運動量の多い女性ほど、身体が若く、体脂肪が少なく、血圧も低い。また、心臓病や糖尿病の症状も少なく、血圧降下剤の服用も少ない。また運動が、糖尿病の症状を軽減し、善玉コレステロールのレベルを高めることも判明したという。
これまでの研究においても、日常の運動が、体重、血圧、コレステロール等、卒中を誘発する要因の調整に役立つことは明らかであったが、今回の調査でもそれが裏付けられた格好となった。

運動は女性の胆石手術の必要性を減少

運動が胆石のリスク軽減に役立つことも明らかになっている。
1986年より、40〜65歳までの60,290人の女性を対象に10年間調査したハーバード大の研究チームの分析結果によると、運動量の最も多い女性は最も少ない女性に比べ胆石手術を受ける率が31%少ないことが判明したという(the New England Journal of Medicine '99 9/9日号)。
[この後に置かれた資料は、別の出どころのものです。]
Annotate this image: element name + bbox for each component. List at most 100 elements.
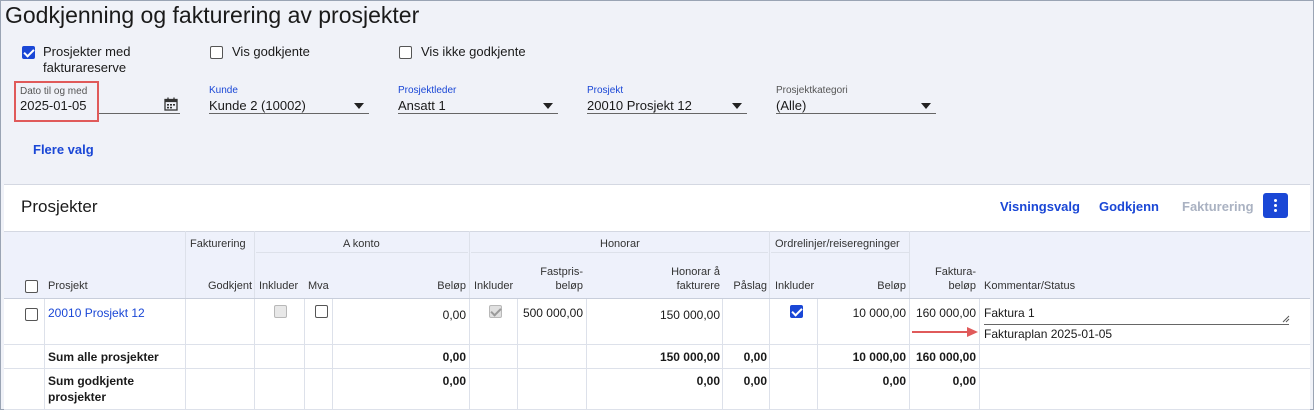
group-ordrelinjer: Ordrelinjer/reiseregninger — [775, 238, 900, 250]
grid-line — [332, 298, 333, 410]
vis-ikke-godkjente-label: Vis ikke godkjente — [421, 44, 526, 59]
group-divider-ordrelinjer — [771, 252, 909, 253]
kategori-underline — [776, 113, 936, 114]
prosjekt-label: Prosjekt — [587, 85, 624, 96]
row-divider — [4, 368, 1310, 369]
sum-godkjente-ak-belop: 0,00 — [442, 374, 466, 388]
grid-line — [817, 298, 818, 410]
grid-line — [517, 298, 518, 410]
fakturareserve-label: Prosjekter med fakturareserve — [43, 44, 131, 75]
row-or-inkluder-checkbox[interactable] — [790, 305, 803, 318]
col-ak-belop[interactable]: Beløp — [334, 279, 466, 293]
col-prosjekt[interactable]: Prosjekt — [48, 279, 88, 293]
date-label: Dato til og med — [20, 86, 88, 97]
grid-line — [769, 231, 770, 410]
vis-godkjente-label: Vis godkjente — [232, 44, 310, 59]
group-divider-akonto — [256, 252, 468, 253]
prosjekt-underline — [587, 113, 747, 114]
row-ak-inkluder-checkbox[interactable] — [274, 305, 287, 318]
sum-godkjente-fakturabelop: 0,00 — [952, 374, 976, 388]
grid-line — [979, 298, 980, 410]
col-ak-mva[interactable]: Mva — [308, 279, 329, 293]
kunde-chevron-down-icon[interactable] — [354, 103, 364, 109]
grid-line — [44, 298, 45, 410]
col-ho-honorar-line1[interactable]: Honorar å — [590, 265, 720, 279]
grid-line — [909, 231, 910, 410]
page-frame: Godkjenning og fakturering av prosjekter… — [0, 0, 1314, 410]
panel-title: Prosjekter — [21, 197, 98, 216]
col-ho-paslag[interactable]: Påslag — [725, 279, 767, 293]
date-input[interactable]: 2025-01-05 — [20, 98, 87, 113]
row-ho-fastpris: 500 000,00 — [522, 306, 583, 320]
grid-line — [304, 298, 305, 410]
row-divider — [4, 344, 1310, 345]
group-honorar: Honorar — [600, 238, 640, 250]
prosjektleder-chevron-down-icon[interactable] — [543, 103, 553, 109]
prosjektleder-label: Prosjektleder — [398, 85, 457, 96]
kategori-chevron-down-icon[interactable] — [921, 103, 931, 109]
col-godkjent[interactable]: Godkjent — [190, 279, 252, 293]
kunde-select[interactable]: Kunde 2 (10002) — [209, 98, 306, 113]
sum-alle-ho-paslag: 0,00 — [743, 350, 767, 364]
row-fakturabelop: 160 000,00 — [915, 306, 976, 320]
group-divider-honorar — [471, 252, 768, 253]
kommentar-underline — [984, 324, 1289, 325]
sum-godkjente-ho-honorar: 0,00 — [696, 374, 720, 388]
prosjekt-select[interactable]: 20010 Prosjekt 12 — [587, 98, 692, 113]
kategori-select[interactable]: (Alle) — [776, 98, 806, 113]
col-or-inkluder[interactable]: Inkluder — [775, 279, 814, 293]
col-kommentar[interactable]: Kommentar/Status — [984, 279, 1075, 293]
fakturareserve-checkbox[interactable] — [22, 46, 35, 59]
sum-alle-label: Sum alle prosjekter — [48, 350, 159, 364]
sum-godkjente-label-line1: Sum godkjente — [48, 374, 135, 388]
kunde-underline — [209, 113, 369, 114]
sum-alle-ak-belop: 0,00 — [442, 350, 466, 364]
group-akonto: A konto — [343, 238, 380, 250]
col-ak-inkluder[interactable]: Inkluder — [259, 279, 298, 293]
group-fakturering: Fakturering — [190, 238, 246, 250]
row-ho-inkluder-checkbox[interactable] — [489, 305, 502, 318]
fakturering-button[interactable]: Fakturering — [1182, 199, 1254, 214]
date-underline — [99, 113, 180, 114]
flere-valg-link[interactable]: Flere valg — [33, 142, 94, 157]
sum-godkjente-ho-paslag: 0,00 — [743, 374, 767, 388]
godkjenn-button[interactable]: Godkjenn — [1099, 199, 1159, 214]
col-fakturabelop-line1[interactable]: Faktura- — [912, 265, 976, 279]
table-header: Fakturering A konto Honorar Ordrelinjer/… — [4, 231, 1310, 299]
grid-line — [254, 231, 255, 410]
select-all-checkbox[interactable] — [25, 280, 38, 293]
sum-godkjente-or-belop: 0,00 — [882, 374, 906, 388]
sum-alle-ho-honorar: 150 000,00 — [659, 350, 720, 364]
calendar-icon[interactable] — [164, 97, 178, 111]
row-select-checkbox[interactable] — [25, 308, 38, 321]
vis-ikke-godkjente-checkbox[interactable] — [399, 46, 412, 59]
prosjektleder-select[interactable]: Ansatt 1 — [398, 98, 446, 113]
col-ho-fastpris-line2[interactable]: beløp — [520, 279, 583, 293]
arrow-right-icon — [912, 327, 978, 337]
row-ho-honorar: 150 000,00 — [659, 308, 720, 322]
col-ho-honorar-line2[interactable]: fakturere — [590, 279, 720, 293]
grid-line — [586, 298, 587, 410]
row-kommentar-input[interactable]: Faktura 1 — [984, 306, 1035, 321]
resize-handle-icon[interactable] — [1282, 315, 1290, 323]
visningsvalg-button[interactable]: Visningsvalg — [1000, 199, 1080, 214]
kategori-label: Prosjektkategori — [776, 85, 848, 96]
row-or-belop: 10 000,00 — [852, 306, 906, 320]
kunde-label: Kunde — [209, 85, 238, 96]
vis-godkjente-checkbox[interactable] — [210, 46, 223, 59]
prosjekter-panel: Prosjekter Visningsvalg Godkjenn Fakture… — [4, 184, 1310, 410]
row-divider — [4, 298, 1310, 299]
prosjekt-chevron-down-icon[interactable] — [732, 103, 742, 109]
col-ho-inkluder[interactable]: Inkluder — [474, 279, 513, 293]
more-options-kebab-icon[interactable] — [1263, 193, 1288, 218]
col-ho-fastpris-line1[interactable]: Fastpris- — [520, 265, 583, 279]
sum-alle-fakturabelop: 160 000,00 — [915, 350, 976, 364]
col-fakturabelop-line2[interactable]: beløp — [912, 279, 976, 293]
row-prosjekt-link[interactable]: 20010 Prosjekt 12 — [48, 306, 145, 321]
page-title: Godkjenning og fakturering av prosjekter — [5, 2, 420, 28]
row-ak-belop: 0,00 — [442, 308, 466, 322]
row-ak-mva-checkbox[interactable] — [315, 305, 328, 318]
col-or-belop[interactable]: Beløp — [820, 279, 906, 293]
sum-godkjente-label-line2: prosjekter — [48, 390, 107, 404]
grid-line — [185, 231, 186, 410]
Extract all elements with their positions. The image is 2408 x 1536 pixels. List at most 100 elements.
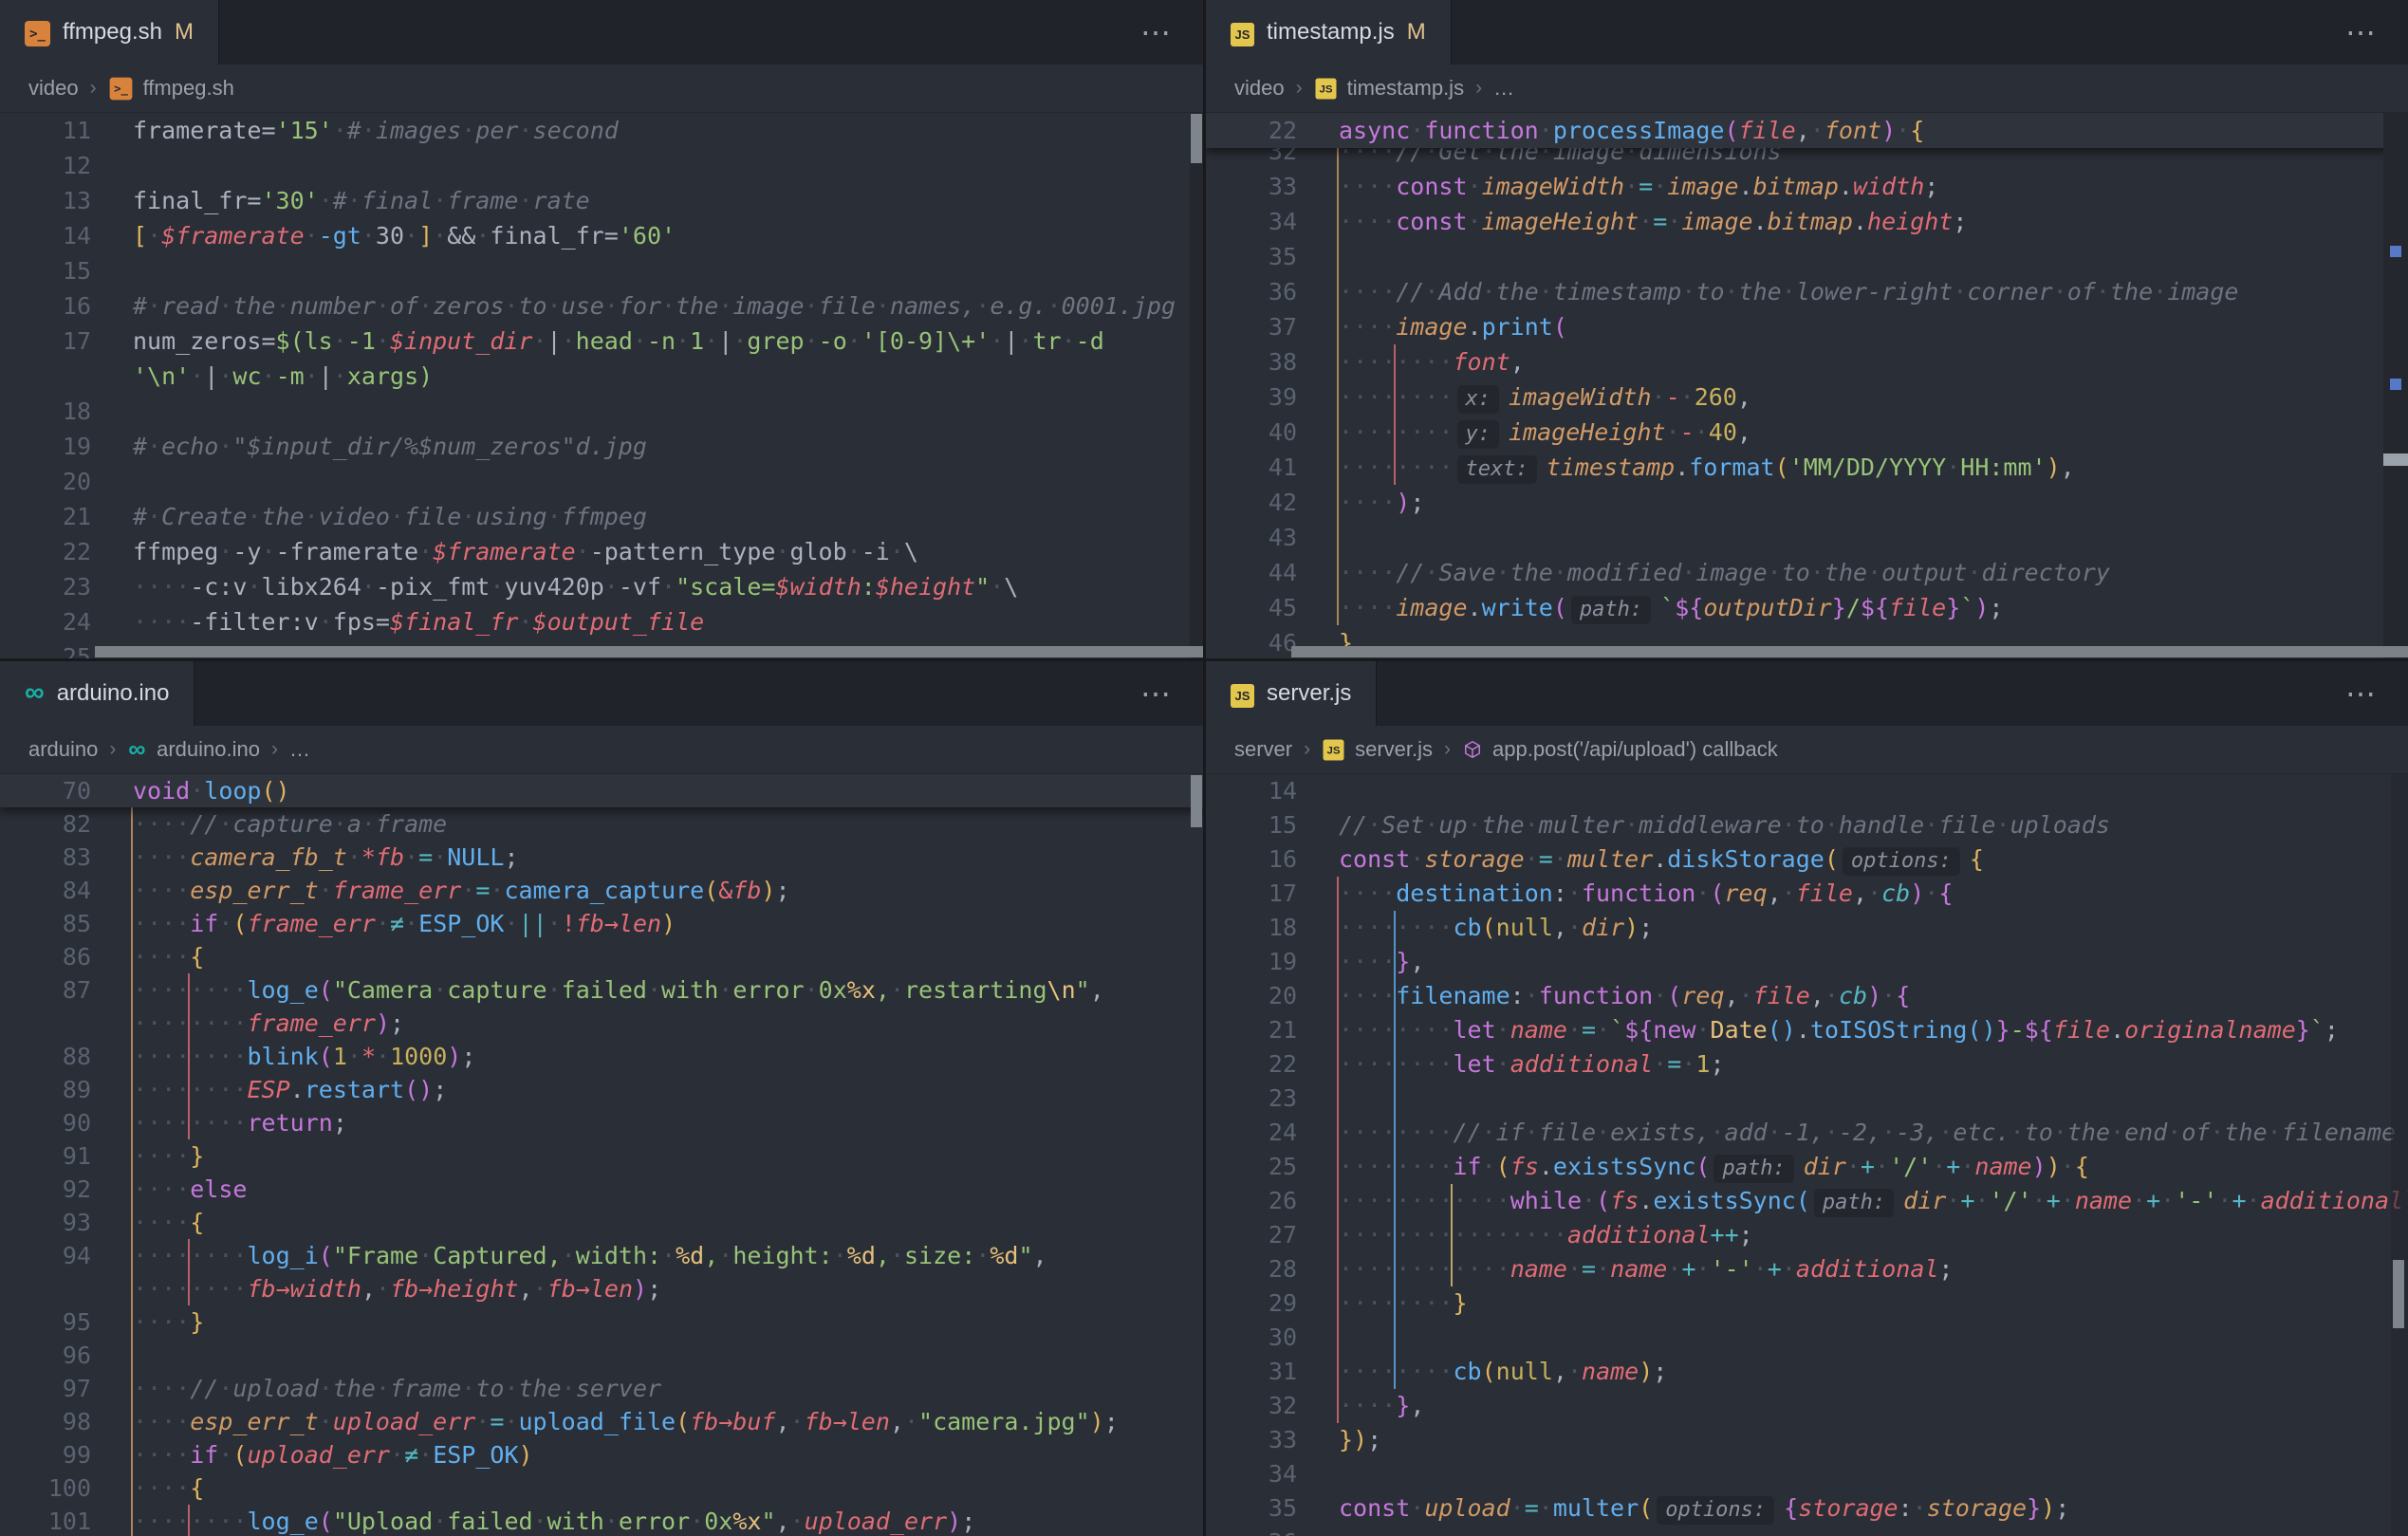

胆石は、胆汁、コレステロール、カルシウム、その他が胆嚢内に結集して固まったもので、無痛の場合もあるが、激痛が起きた場合は手術の必要がある。
調査によると、週に2〜3時間程度の軽い運動であってもリスクが約20%減少することが判ったという。また、オフィスや車の運転などで座っている時間が週41〜60時間にもなる女性は、週6時間未満の女性と比較すると41%も胆嚢摘出手術を受ける率が高いという。
こうした結果に対して、「運動により内臓を急速に動かすことで胆石が形成されるのを防止するのではないか、また胆石形成に関与する脂肪酸、トリグリセリドのレベルをも減少させるのではないか」と研究チームは推測している。
この他、食物繊維、ビタミンC、カフェインなども胆石のリスクを減少させるという結果も出ているという。

5%から10%の少しの減量でも健康状態に好影響

運動についてはまず減量ということが期待できるが、これによる疾病予防の意味合いも大きい。マサチューセッツの研究チームが、大幅な減量でなくとも、たとえ5%から10%の減量であっても長く維持すれば健康に大変効果的であるという調査結果を報告している。

それによると、軽度、中度、重度の肥満症の35〜64才の男女の肥満度指数、高血圧、高コレステロール血症、成人型糖尿病、冠動脈心臓病、卒中のリスクについて調査した結果、10%の減量を保持するだけで肥満症1000件の内、心臓病のリスクは12〜38件、卒中は1〜13件軽減され、高血圧症になる年数が4.1年から2.9年に減少、高コレステロール血症と糖尿病の年数もそれぞれ0.3年、0.5年減少し、平均寿命は男性2〜7ヶ月、女性2〜5ヶ月伸びたという。

糖尿病や肥満、高血圧など、いわゆる生活習慣病といわれる疾病に対しては、やはり”日頃からの適度な運動”を生活習慣にすることが効を奏するようだ。